Dominance of Charles Le Brun
The academy reached the height of its authority under Charles Le Brun, whose influence spanned nearly half a century. After serving as an original ancien, he became the first chancellor in 1663, later chancellor for life, rector in 1668, and eventually director from 1683 until his death in 1690. Le Brun exercised sweeping control over artistic matters, and in 1675 decreed that no decision within the academy would be valid without his approval.
As Premier peintre du roi (First Painter to the King), Le Brun directed major state-sponsored artistic projects, including the decoration of the Grande Galerie of the Louvre. Members of the academy often executed designs he authored, ensuring stylistic coherence across royal commissions. His tenure also saw an unprecedented expansion in membership, with over a hundred admissions between 1664 and 1683, far surpassing numbers in later decades. This growth reflected both his influence and his desire to broaden the academy’s reach.
Despite his dominance, Le Brun’s authority began to wane in the 1680s due to the rise of Pierre Mignard, who gained royal favour shortly before Le Brun’s death.
Suspension during the French Revolution
On 8 August 1793, amid the radical reorganisation of French cultural institutions, the National Convention abolished all academies and literary societies endowed by the nation. The Académie royale was dissolved as part of this sweeping reform aimed at dismantling structures associated with the monarchy and entrenched privilege.

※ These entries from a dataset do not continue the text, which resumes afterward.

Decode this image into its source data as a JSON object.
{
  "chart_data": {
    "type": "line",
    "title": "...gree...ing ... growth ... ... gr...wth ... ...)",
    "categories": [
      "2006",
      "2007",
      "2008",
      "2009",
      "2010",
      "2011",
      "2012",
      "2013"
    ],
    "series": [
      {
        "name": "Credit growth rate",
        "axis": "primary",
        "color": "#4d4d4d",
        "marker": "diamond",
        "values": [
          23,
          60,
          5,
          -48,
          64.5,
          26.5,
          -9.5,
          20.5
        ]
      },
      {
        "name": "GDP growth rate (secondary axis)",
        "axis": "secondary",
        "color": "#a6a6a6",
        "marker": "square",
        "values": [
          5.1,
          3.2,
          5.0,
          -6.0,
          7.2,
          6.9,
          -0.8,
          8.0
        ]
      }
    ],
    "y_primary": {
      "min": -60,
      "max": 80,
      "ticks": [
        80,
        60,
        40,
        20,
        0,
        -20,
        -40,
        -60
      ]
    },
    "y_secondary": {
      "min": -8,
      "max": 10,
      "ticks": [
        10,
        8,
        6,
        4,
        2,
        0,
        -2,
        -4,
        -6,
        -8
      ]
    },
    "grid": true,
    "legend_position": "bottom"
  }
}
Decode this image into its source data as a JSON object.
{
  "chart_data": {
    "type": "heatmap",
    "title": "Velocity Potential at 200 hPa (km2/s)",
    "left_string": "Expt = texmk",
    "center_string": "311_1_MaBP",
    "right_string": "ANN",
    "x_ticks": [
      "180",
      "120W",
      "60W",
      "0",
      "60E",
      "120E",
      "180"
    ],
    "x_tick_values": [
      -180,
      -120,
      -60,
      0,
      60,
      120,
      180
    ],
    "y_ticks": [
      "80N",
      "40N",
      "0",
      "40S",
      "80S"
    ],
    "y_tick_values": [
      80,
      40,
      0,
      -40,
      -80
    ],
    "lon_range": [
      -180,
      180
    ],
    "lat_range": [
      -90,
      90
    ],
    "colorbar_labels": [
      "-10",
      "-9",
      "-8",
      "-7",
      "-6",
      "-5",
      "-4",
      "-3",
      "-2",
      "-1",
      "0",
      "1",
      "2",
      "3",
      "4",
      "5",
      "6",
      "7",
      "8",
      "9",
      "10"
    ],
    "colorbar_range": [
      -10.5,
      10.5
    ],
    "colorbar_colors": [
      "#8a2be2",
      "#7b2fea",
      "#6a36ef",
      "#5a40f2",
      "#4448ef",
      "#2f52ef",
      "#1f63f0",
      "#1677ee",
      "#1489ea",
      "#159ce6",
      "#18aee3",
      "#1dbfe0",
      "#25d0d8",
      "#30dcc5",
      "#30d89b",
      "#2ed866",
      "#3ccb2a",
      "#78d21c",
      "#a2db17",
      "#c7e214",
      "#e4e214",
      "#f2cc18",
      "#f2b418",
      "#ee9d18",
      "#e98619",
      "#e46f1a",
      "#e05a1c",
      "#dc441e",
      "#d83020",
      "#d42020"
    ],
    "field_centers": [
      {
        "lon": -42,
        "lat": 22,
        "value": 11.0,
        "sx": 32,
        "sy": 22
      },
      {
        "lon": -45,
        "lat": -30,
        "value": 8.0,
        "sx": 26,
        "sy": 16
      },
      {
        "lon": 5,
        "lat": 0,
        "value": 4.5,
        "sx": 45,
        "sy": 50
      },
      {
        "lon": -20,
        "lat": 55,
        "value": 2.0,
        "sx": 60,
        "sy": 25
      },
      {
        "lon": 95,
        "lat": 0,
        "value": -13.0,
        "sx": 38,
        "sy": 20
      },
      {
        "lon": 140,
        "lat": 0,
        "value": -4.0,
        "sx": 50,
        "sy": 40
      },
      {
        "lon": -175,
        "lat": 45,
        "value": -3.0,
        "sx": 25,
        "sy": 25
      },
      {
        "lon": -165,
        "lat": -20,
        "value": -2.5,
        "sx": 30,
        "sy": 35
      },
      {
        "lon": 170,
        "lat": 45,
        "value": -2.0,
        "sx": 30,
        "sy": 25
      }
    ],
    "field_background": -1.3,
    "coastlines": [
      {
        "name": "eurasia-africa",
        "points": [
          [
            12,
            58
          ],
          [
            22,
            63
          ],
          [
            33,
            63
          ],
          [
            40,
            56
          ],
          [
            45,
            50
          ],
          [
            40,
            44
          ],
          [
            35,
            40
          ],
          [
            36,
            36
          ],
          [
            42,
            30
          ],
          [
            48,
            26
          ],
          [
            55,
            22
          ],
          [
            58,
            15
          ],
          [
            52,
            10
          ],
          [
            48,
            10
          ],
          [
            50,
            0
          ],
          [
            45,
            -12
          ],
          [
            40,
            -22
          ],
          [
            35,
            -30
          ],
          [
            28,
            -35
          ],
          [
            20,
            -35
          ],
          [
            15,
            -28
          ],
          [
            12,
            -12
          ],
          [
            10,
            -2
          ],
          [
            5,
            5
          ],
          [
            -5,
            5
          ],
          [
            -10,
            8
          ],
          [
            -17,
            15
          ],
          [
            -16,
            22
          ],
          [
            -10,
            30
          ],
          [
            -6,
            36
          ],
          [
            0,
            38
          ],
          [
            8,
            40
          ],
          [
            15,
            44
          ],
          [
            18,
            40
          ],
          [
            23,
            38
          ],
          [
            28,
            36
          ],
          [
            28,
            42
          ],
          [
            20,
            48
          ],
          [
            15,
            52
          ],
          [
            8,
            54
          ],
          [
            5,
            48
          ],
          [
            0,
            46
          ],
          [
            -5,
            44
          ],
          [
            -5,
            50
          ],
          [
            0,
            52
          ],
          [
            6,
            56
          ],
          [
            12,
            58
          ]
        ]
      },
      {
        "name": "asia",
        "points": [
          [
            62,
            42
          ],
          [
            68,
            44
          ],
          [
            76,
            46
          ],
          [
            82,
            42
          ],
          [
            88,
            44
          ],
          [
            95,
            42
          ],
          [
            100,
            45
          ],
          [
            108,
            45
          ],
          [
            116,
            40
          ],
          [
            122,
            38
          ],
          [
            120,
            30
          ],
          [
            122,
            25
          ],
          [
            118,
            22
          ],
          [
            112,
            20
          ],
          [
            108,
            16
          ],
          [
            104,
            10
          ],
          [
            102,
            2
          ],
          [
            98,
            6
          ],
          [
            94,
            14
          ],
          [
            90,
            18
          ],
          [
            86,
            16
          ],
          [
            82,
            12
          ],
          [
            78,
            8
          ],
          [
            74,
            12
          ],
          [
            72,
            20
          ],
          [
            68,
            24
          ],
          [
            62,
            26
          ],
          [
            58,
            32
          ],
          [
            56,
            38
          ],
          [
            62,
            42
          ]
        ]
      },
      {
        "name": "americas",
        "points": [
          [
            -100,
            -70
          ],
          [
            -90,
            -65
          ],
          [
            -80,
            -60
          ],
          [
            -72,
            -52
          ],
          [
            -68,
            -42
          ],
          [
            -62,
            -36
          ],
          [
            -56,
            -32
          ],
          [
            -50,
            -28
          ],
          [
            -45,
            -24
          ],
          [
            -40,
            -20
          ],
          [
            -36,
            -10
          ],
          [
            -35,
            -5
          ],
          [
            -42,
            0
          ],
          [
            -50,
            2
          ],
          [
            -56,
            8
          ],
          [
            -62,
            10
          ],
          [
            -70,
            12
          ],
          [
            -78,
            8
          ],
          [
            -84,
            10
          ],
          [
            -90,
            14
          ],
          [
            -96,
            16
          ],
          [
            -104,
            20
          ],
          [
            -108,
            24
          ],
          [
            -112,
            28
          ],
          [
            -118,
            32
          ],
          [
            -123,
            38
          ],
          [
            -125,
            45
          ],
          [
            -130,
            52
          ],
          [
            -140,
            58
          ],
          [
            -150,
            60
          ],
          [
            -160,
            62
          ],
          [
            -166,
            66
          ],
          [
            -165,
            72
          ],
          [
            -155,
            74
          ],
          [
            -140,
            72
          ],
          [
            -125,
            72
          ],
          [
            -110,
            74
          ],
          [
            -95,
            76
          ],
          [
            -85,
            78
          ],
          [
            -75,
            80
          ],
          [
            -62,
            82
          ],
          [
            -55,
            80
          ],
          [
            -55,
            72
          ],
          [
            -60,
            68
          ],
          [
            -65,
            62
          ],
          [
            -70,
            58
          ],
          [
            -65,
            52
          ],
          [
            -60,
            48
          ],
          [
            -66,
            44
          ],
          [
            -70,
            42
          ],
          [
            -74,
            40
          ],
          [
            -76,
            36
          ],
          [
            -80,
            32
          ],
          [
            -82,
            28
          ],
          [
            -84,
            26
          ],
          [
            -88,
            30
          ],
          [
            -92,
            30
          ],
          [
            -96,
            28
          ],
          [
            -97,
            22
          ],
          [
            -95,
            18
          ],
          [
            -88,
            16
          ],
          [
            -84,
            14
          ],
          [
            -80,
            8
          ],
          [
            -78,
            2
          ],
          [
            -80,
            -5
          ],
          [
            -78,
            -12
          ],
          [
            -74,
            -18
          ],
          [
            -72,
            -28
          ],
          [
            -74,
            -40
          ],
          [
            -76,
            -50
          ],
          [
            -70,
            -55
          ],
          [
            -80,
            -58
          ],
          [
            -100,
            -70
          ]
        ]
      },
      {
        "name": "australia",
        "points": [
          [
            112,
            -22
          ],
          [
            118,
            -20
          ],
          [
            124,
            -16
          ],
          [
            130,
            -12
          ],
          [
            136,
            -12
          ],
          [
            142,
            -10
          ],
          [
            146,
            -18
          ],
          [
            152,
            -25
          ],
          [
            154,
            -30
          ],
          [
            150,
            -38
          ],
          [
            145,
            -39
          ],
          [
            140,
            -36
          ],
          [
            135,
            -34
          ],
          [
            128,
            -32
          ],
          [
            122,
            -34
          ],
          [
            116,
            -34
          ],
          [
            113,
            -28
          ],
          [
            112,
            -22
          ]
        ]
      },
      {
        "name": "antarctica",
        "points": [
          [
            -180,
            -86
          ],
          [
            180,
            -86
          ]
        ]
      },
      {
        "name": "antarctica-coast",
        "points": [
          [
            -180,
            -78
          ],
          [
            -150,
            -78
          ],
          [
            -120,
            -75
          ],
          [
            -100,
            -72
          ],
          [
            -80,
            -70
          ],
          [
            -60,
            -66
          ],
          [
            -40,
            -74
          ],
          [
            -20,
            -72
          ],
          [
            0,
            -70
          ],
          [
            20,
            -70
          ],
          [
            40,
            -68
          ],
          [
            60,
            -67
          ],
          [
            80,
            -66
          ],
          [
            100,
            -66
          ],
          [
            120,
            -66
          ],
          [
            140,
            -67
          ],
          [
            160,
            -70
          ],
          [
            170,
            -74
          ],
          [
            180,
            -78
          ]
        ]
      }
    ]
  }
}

Later Development and Legacy
Following the Revolution, the academy was revived as the Académie de peinture et de sculpture. The institution also oversaw the French Academy in Rome, founded in 1666 at the Villa Medici, which enabled promising artists to pursue studies in classical art in Rome.
In 1816 the academy underwent a significant reorganisation when it merged with the Académie de Musique (1669) and the Académie Royale d’Architecture (1671) to form the Académie des Beaux-Arts, now one of the five academies of the Institut de France. This consolidated body continues to promote excellence in the fine arts.
Documentation and Sources
The early history of the Académie royale is documented extensively in a seventeenth-century manuscript published in 1853 by the art historian Anatole de Montaiglon. He attributed the text to Henri Testelin, the academy’s secretary from 1650 to 1681, though the authorship remains debated. Montaiglon later issued the academy’s minutes (procès-verbaux) in a ten-volume series from 1875 to 1892.
From 2006 to 2015, a critical edition of the academy’s Conferences—lectures and theoretical discourses integral to its pedagogical mission—was produced by Jacqueline Lichtenstein and Christian Michel in partnership with the German Center for Art History, the Académie des Beaux-Arts, and the École nationale supérieure des Beaux-Arts, and has been made available online.